Publication Date

2-27-2024

Document Type

Student Project

First Advisor

Zeek, Kathy

Degree Name

B.S. (Bachelor of Science)

Department

Department of English

Abstract

Scouting has been a huge part of my life. I’ve been in the program more years than I have out of it. I am not unique. Scouting has been a huge part of millions of lives for over a century, but times have changed. Throughout the essay I explore questions about what scouting means to me, contrasting the negative experiences that so many others have gone through. Beyond the abuse, scouting has been around a very long time so it may be time to ask: has Scouting been left behind in our developing world or is this society exactly the environment Scouting was made for?

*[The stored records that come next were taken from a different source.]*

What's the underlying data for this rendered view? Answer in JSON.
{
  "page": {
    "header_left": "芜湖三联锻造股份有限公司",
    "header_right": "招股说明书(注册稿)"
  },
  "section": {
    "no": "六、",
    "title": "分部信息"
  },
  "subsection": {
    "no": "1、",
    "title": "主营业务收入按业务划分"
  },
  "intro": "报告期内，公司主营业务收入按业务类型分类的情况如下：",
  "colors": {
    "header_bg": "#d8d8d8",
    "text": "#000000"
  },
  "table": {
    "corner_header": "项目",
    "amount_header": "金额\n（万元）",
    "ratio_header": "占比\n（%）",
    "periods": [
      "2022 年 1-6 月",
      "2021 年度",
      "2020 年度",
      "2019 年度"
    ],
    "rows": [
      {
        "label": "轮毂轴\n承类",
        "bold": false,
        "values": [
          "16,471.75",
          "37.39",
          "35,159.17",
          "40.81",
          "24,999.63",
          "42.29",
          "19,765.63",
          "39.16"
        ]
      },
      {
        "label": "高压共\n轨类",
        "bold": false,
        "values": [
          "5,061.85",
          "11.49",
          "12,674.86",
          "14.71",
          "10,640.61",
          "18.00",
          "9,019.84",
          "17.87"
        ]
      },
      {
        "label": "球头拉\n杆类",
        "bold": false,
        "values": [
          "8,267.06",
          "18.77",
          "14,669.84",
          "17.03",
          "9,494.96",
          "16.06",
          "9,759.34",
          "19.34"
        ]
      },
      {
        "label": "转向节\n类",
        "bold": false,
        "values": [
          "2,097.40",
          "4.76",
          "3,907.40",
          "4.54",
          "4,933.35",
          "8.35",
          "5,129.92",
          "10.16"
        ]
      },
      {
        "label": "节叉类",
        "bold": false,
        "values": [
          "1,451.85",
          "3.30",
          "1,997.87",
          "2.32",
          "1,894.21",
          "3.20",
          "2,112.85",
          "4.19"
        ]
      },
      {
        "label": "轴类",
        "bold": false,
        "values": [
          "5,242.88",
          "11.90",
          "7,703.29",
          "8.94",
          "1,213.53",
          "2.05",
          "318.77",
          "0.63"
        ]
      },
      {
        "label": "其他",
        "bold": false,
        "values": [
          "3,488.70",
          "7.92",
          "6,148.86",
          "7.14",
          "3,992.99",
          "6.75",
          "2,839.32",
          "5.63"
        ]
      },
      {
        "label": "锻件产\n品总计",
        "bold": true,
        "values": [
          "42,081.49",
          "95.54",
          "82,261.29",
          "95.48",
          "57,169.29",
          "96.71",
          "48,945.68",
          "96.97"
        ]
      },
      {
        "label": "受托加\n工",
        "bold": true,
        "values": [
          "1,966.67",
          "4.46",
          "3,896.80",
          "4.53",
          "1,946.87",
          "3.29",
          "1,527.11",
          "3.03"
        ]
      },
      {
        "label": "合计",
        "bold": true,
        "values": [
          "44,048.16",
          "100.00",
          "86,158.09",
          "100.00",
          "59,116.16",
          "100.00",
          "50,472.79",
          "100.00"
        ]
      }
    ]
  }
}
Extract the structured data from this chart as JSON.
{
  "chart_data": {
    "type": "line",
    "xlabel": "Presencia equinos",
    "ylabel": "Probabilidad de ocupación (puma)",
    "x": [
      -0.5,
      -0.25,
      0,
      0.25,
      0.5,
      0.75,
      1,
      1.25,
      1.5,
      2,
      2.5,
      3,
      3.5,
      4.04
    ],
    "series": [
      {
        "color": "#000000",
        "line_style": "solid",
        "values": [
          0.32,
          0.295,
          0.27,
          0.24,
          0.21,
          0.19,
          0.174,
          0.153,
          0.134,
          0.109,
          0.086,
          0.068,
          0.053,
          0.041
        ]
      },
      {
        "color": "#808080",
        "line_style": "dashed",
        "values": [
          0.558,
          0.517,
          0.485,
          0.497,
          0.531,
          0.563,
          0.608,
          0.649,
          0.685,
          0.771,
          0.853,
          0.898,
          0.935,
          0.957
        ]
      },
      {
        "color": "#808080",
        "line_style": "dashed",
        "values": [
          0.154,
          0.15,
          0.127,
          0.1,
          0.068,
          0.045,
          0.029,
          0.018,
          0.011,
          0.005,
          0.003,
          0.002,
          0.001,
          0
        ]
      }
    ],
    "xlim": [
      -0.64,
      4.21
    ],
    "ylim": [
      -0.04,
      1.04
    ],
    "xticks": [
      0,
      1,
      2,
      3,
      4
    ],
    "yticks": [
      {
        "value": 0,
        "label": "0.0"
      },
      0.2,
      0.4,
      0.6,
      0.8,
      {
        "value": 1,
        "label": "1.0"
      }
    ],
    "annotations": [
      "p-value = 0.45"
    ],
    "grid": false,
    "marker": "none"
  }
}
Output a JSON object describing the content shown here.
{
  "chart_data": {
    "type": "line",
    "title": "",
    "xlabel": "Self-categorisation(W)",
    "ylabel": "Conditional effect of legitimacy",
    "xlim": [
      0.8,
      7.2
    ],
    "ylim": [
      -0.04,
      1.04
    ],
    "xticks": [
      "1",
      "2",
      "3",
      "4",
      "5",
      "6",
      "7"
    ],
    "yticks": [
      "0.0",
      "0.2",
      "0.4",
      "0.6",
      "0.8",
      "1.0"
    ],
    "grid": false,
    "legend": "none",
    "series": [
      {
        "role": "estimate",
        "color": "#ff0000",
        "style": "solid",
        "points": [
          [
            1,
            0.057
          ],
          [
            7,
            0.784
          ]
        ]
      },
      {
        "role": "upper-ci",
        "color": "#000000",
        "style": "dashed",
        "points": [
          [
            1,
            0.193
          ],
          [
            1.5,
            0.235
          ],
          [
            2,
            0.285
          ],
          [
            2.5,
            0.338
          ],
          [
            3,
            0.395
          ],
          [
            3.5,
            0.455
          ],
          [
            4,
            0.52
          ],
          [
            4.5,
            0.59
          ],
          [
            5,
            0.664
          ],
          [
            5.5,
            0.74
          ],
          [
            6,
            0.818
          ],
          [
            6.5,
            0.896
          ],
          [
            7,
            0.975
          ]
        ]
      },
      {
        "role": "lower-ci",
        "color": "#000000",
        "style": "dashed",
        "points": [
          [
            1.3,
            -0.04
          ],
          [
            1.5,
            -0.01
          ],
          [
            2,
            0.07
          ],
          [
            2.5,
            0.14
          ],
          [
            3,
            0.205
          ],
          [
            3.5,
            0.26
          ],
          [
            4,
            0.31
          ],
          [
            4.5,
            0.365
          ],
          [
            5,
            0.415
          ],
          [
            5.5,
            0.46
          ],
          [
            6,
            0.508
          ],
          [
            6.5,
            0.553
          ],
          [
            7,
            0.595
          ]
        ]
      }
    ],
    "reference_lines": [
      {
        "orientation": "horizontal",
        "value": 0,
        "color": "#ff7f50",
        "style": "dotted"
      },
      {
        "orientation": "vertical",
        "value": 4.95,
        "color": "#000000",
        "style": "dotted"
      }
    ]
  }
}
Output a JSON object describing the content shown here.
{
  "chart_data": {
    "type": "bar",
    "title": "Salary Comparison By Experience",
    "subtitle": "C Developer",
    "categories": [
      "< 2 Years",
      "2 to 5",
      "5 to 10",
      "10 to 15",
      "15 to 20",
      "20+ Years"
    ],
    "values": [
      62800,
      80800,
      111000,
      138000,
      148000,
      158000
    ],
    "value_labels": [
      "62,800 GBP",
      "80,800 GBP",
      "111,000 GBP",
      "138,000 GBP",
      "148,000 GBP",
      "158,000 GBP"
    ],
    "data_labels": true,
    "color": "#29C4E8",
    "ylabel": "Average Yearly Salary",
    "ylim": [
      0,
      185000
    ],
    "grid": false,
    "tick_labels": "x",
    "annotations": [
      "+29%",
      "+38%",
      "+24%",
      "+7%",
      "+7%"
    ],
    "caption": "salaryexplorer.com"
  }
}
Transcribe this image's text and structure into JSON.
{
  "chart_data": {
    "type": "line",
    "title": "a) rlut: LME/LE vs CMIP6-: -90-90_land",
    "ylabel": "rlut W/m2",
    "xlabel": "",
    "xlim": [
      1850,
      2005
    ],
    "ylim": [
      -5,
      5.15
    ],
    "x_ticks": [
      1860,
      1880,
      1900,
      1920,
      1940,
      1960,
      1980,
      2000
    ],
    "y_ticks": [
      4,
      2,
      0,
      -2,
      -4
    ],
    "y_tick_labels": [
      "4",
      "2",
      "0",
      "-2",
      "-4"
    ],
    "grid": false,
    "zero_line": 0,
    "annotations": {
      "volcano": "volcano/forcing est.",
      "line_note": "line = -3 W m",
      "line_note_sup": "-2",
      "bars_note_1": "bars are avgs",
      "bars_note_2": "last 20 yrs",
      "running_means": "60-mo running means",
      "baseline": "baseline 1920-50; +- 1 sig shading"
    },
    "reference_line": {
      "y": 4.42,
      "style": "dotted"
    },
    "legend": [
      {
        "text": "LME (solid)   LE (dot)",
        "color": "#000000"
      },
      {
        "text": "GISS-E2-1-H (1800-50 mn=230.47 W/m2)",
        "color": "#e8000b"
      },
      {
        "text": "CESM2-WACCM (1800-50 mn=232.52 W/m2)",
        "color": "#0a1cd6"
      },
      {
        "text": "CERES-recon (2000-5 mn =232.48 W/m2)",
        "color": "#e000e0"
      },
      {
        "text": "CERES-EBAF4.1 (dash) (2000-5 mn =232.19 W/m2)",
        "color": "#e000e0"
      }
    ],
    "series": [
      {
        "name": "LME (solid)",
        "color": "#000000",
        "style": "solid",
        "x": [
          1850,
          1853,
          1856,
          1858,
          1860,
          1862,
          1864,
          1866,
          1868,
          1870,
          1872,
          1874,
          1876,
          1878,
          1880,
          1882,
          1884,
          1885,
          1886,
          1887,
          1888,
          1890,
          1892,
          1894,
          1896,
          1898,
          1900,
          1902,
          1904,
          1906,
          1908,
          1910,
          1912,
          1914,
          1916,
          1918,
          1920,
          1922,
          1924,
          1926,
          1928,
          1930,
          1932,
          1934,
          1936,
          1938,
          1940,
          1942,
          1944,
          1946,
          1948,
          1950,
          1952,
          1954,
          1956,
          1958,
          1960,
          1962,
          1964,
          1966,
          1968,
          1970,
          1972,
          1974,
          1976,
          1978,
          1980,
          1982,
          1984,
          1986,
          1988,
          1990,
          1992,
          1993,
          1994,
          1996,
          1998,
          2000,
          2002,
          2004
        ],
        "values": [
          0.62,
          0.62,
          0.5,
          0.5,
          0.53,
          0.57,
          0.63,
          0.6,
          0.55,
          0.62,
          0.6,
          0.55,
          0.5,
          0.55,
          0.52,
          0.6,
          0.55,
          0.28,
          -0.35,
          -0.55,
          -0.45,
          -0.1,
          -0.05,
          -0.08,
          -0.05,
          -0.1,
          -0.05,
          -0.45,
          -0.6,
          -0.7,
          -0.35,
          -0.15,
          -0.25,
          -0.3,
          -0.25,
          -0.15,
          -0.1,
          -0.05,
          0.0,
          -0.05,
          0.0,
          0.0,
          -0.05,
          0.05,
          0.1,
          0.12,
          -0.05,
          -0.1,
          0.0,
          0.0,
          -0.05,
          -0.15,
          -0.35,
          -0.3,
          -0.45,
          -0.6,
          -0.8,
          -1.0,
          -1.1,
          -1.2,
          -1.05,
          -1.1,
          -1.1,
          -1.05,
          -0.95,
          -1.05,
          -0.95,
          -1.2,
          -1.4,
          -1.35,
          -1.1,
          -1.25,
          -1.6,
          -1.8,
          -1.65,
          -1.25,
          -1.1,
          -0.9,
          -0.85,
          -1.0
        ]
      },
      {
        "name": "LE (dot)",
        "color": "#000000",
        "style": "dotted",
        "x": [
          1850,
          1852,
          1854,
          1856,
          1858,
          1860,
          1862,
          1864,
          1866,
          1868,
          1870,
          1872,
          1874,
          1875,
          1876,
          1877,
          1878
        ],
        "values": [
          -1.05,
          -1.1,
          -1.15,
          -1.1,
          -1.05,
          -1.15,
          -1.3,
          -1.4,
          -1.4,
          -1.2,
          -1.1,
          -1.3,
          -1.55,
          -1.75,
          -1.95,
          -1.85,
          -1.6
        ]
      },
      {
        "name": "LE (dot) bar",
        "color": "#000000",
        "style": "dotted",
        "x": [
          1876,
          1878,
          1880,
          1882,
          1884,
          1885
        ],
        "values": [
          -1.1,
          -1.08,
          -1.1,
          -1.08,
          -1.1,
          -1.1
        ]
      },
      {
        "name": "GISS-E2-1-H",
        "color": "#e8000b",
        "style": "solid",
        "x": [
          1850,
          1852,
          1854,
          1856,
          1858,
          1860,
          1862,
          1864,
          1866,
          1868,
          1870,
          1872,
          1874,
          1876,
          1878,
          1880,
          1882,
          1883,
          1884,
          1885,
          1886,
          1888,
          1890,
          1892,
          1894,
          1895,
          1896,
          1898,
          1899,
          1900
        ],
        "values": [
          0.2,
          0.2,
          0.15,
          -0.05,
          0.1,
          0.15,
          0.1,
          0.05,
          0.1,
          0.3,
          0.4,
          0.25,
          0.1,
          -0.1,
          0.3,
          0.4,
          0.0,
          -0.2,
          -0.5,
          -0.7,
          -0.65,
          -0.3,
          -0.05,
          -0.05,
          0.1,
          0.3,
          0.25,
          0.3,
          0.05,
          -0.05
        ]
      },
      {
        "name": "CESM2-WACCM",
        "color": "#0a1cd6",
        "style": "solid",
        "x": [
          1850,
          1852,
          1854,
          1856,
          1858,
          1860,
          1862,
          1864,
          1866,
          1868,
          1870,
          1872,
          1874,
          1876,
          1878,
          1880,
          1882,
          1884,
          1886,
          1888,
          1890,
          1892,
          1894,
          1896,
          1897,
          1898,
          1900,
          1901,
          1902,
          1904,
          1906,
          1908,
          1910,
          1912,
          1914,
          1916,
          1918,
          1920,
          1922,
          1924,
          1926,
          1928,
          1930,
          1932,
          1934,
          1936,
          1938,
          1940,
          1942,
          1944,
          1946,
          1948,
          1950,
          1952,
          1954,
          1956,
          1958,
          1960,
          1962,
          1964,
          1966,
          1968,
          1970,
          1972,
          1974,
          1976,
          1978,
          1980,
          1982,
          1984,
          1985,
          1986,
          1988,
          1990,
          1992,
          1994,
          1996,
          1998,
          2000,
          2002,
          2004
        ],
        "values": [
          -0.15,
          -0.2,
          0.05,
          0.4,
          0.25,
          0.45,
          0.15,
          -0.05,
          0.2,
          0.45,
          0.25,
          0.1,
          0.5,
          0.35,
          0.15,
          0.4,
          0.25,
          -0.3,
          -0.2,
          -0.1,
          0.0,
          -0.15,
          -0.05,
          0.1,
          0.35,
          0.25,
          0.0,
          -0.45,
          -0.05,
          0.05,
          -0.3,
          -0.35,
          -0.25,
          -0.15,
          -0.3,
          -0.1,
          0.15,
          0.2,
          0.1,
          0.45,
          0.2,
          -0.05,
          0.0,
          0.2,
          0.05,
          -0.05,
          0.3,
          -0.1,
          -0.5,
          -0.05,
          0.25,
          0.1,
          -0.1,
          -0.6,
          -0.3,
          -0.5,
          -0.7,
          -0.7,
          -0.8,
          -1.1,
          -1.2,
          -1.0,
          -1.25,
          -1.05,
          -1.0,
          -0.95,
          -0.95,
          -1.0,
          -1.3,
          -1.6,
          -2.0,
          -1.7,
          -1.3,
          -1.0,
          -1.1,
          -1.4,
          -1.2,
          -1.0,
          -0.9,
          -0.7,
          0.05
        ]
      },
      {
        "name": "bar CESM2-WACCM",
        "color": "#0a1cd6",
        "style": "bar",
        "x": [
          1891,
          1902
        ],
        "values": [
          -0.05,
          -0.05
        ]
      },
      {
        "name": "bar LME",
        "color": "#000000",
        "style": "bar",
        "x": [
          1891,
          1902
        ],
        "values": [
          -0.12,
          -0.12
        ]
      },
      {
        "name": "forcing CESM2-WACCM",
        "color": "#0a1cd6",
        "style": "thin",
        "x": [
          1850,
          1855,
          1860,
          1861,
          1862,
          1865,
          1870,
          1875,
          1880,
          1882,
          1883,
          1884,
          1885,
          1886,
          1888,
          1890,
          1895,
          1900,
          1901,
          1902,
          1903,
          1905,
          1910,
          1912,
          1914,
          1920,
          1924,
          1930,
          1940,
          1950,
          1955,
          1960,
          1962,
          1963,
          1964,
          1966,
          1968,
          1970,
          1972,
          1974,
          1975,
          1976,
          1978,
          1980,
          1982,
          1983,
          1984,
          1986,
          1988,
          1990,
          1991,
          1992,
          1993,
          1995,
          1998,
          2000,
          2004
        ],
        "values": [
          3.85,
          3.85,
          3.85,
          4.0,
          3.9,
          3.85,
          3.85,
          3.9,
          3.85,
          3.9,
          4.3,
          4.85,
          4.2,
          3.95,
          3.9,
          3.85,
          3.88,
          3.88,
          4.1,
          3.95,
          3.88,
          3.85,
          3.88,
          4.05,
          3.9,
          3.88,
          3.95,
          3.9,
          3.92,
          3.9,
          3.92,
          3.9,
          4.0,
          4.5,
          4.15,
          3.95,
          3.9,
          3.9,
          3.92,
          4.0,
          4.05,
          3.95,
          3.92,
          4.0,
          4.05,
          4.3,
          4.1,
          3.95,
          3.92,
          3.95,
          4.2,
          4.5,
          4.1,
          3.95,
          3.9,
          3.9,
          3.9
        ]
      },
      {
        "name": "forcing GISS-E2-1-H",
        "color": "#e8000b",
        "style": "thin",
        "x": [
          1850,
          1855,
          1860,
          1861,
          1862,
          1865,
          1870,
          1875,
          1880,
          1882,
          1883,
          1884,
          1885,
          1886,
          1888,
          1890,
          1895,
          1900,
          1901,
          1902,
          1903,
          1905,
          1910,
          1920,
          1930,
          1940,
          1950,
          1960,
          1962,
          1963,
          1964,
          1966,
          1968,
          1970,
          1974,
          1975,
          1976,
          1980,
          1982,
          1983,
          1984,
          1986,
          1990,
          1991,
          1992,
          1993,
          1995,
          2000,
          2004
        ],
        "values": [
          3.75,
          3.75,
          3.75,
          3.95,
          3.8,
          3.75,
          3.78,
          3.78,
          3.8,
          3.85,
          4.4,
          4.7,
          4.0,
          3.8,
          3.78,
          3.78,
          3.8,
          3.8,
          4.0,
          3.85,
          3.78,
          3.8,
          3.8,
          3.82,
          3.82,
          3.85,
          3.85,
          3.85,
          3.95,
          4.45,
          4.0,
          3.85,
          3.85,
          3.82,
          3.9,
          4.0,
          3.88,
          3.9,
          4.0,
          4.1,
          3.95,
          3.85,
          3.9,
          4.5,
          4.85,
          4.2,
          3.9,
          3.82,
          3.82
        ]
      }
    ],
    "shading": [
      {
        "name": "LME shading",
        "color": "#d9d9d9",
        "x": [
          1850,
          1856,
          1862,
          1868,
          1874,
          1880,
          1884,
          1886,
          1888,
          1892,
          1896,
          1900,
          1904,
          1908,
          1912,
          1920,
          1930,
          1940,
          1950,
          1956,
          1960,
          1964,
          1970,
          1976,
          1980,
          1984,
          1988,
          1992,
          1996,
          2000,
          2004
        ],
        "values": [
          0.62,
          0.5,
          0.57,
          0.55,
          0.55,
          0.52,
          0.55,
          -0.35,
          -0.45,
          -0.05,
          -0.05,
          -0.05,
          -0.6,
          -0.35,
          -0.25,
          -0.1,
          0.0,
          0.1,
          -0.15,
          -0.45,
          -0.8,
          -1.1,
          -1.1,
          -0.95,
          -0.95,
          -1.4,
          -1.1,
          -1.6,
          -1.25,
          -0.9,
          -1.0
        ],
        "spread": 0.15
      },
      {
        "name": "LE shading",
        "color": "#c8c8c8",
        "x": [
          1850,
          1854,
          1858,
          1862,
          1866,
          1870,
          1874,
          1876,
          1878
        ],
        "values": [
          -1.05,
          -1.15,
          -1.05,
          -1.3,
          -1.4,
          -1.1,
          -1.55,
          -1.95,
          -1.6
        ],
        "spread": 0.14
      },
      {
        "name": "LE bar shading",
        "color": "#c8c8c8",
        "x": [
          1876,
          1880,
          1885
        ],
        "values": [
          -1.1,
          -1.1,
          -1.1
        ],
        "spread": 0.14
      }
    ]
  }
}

Scouting has had declining membership for the past few decades, and some think it should stay that way. They argue we should leave scouting’s cultural predation, power tripping leaders, and antiquated views on sexuality where those views belong, in the past. Others lament scouting’s slow tragic death, arguing its moral instruction is essential for training boys how to live in any time or place. In this essay I wanted to explore how that death affects me as a scout and scouting’s place in the moral makeup of American youth. As a part of this process I compared the historical ideals of scouting and why it was initially supported and then tie that to modern concerns about boyhood. Those concerns are not found only in the parents of children today, but the children themselves. Young people, including children, aren’t happy about it being forced inside either.